Brianna Perry: "Missy [Elliott] Took a Liking To Me"
Brianna Perry was literally raised in hip hop. While most of us were hanging at the playground, the Miami native spent her time after school in the recording studio, getting exposed to artists like Rick Ross, DJ Khaled and Trick Daddy. Bri caught the music bug and by 2002, she was featured on Trina’s “Kandi,” which then led to being signed by artist/producer Missy Elliott.
Brianna pounded the pavement as an indie artist, releasing a slew of mixtapes, and eventually inked a deal with Atlantic Records. But a record deal doesn’t mean overnight success. As Brianna preps for her debut album, the gorgeous beauty struggles to balance life, career and her relationship with momager Kiki, not to mention a rigorous business course load at the University of Miami.
Can she make the grade? Meet Brianna Perry.
You’re the youngest cast member on Sisterhood of Hip Hop, but you’ve been rapping since you were a kid.
I’ve been doing music for a long time. I started music when I was 9 years old and I got in the booth for the first time when I was 7. I’ve been chasing the dream for a long time.
What makes a 7-year-old want to be a rapper?
Just my upbringing. I’m sort of blessed in that way. Everyone at Poe Boy Music Group, the indie that I’m signed to, they’re like my family. After school, that’s where I would go, to the studio [and see] people like Rick Ross, Trina, DJ Khaled.
From there, your career took off and you signed a record deal with Missy. How did that happen?
I did the “Kandi” record with Trina and then she took me to BET’s Rap City: Tha Bassment. I did the freestyle and from there, Missy took a liking to me. She took me under her wing. I was always just inspired. How she prepared for her concerts. I got to watch her work ethic in the studio and how she handled herself as a public figure. She always encouraged me in school. I got all As. I used to get like $1000 for report cards.
You’re now signed to Atlantic Records. A lot of people have the misconception that having a record deal means that your rap career should be easy. Were you surprised?
It hasn’t really started yet for me. I knew it would be like this, because I know people who have been in the game. They think just because you sign on the dotted line, you’re a big star. It takes so much. You get signed and then you have to work a thousand times harder than even before you got signed.
This season, we see you balancing your studies at the University of Miami and your music this season. Why is getting a degree important to you?
I just see it adding value to myself. Why not do it? I always feel like music will work out for me but going to college is helping me. It’ll make me smarter. I’ll handle business [better] and it’ll help me with my branding.
You have a lot of big-name supporters in hip-hop but I hear you have a good Beyonce story.
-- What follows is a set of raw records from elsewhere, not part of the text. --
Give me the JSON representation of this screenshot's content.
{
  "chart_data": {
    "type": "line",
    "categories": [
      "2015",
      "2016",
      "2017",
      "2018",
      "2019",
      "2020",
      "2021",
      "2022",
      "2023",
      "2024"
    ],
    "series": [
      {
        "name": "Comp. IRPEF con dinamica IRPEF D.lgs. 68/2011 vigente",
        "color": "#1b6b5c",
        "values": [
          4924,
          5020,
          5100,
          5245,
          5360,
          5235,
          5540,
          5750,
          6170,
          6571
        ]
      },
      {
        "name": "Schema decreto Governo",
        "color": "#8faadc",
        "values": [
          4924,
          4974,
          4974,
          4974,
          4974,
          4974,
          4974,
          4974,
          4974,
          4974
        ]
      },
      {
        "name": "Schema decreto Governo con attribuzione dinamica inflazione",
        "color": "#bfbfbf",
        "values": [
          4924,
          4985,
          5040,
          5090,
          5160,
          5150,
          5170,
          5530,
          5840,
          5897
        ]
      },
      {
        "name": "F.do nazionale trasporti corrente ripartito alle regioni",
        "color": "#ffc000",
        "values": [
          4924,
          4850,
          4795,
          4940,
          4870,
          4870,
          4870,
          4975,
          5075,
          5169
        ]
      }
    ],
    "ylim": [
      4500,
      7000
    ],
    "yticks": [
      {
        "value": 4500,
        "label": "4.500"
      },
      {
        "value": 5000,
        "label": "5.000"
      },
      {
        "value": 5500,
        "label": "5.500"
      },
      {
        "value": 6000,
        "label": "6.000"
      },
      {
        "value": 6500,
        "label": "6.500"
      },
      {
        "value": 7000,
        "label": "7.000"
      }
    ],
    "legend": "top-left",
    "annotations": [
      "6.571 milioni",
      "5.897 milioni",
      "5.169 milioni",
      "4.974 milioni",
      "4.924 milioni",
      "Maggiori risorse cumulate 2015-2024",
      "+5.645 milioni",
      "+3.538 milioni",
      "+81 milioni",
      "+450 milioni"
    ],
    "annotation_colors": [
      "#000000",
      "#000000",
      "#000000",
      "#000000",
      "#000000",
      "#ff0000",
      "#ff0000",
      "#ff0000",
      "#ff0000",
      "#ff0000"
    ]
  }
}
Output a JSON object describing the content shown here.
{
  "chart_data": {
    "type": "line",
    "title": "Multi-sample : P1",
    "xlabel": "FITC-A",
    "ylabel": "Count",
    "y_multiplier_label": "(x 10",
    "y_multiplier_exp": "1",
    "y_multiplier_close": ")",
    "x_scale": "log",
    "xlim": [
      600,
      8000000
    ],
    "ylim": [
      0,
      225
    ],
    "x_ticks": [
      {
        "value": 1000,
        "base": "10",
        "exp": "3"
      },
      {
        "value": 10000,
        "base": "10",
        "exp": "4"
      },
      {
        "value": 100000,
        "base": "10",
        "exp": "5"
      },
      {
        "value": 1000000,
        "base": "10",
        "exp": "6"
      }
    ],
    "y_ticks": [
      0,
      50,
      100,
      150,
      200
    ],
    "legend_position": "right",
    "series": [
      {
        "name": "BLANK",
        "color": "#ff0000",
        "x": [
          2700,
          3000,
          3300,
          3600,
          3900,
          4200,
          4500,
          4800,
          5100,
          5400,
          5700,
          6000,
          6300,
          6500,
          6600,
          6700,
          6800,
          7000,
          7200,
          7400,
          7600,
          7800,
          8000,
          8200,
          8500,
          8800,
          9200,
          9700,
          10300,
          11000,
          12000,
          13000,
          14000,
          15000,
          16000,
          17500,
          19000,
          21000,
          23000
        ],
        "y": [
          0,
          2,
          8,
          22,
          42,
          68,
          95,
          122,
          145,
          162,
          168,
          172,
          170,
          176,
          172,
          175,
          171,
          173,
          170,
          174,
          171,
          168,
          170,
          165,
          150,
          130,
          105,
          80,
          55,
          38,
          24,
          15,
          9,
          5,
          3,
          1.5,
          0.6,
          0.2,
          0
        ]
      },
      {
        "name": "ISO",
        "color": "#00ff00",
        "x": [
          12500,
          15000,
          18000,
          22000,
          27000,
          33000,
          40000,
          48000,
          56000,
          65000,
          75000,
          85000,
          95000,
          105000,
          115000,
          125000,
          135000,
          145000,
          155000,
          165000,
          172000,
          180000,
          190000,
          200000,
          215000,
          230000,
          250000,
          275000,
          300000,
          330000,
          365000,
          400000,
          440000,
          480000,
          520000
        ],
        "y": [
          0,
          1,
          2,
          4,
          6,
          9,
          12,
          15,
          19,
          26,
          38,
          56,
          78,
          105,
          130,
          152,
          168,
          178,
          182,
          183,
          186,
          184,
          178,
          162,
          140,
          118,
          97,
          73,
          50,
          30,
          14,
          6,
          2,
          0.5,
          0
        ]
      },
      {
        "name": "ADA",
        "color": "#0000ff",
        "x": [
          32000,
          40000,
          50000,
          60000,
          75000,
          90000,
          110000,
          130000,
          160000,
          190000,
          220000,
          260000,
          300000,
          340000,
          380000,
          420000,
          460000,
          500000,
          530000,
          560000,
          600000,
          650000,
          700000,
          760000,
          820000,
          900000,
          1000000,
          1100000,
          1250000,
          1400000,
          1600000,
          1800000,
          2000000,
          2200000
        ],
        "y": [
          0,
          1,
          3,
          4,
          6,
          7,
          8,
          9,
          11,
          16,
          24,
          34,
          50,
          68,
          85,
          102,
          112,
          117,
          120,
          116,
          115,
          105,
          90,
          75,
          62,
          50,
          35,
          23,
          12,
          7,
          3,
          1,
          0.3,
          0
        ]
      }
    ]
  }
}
Last year, I met Beyonce. Before I even met her, she put my “Marilyn Monroe” video on her site. When I met her—I met her and Jay at LIV—and they were down for Art Basel in Miami. We actually sat and talked. She was like, “I love you. Just keep going.” She was telling me I was gonna be a star. Jay told me to never change and just keep at it. It was different. I had met her [earlier] when I was on tour with Flo-Rida. He opened for her. After the show, she shook my hand and was like, “I’m sorry. I’m so sweaty.” I was like, “You don’t have to apologize!” I was still in high school then. I remember telling my best friend and she was like, “Don’t bathe for a week!”
This season, what do you want viewers to see about Brianna?
You can be real and still win the game. Females, a lot of time, feel like they can’t be themselves and be successful. I just want to be myself and show that real still wins.
Is it important for you to be a role model?
Not really. I don’t try to do it intentionally because you wouldn’t want that added pressure. I just hope to positively influence others while being myself.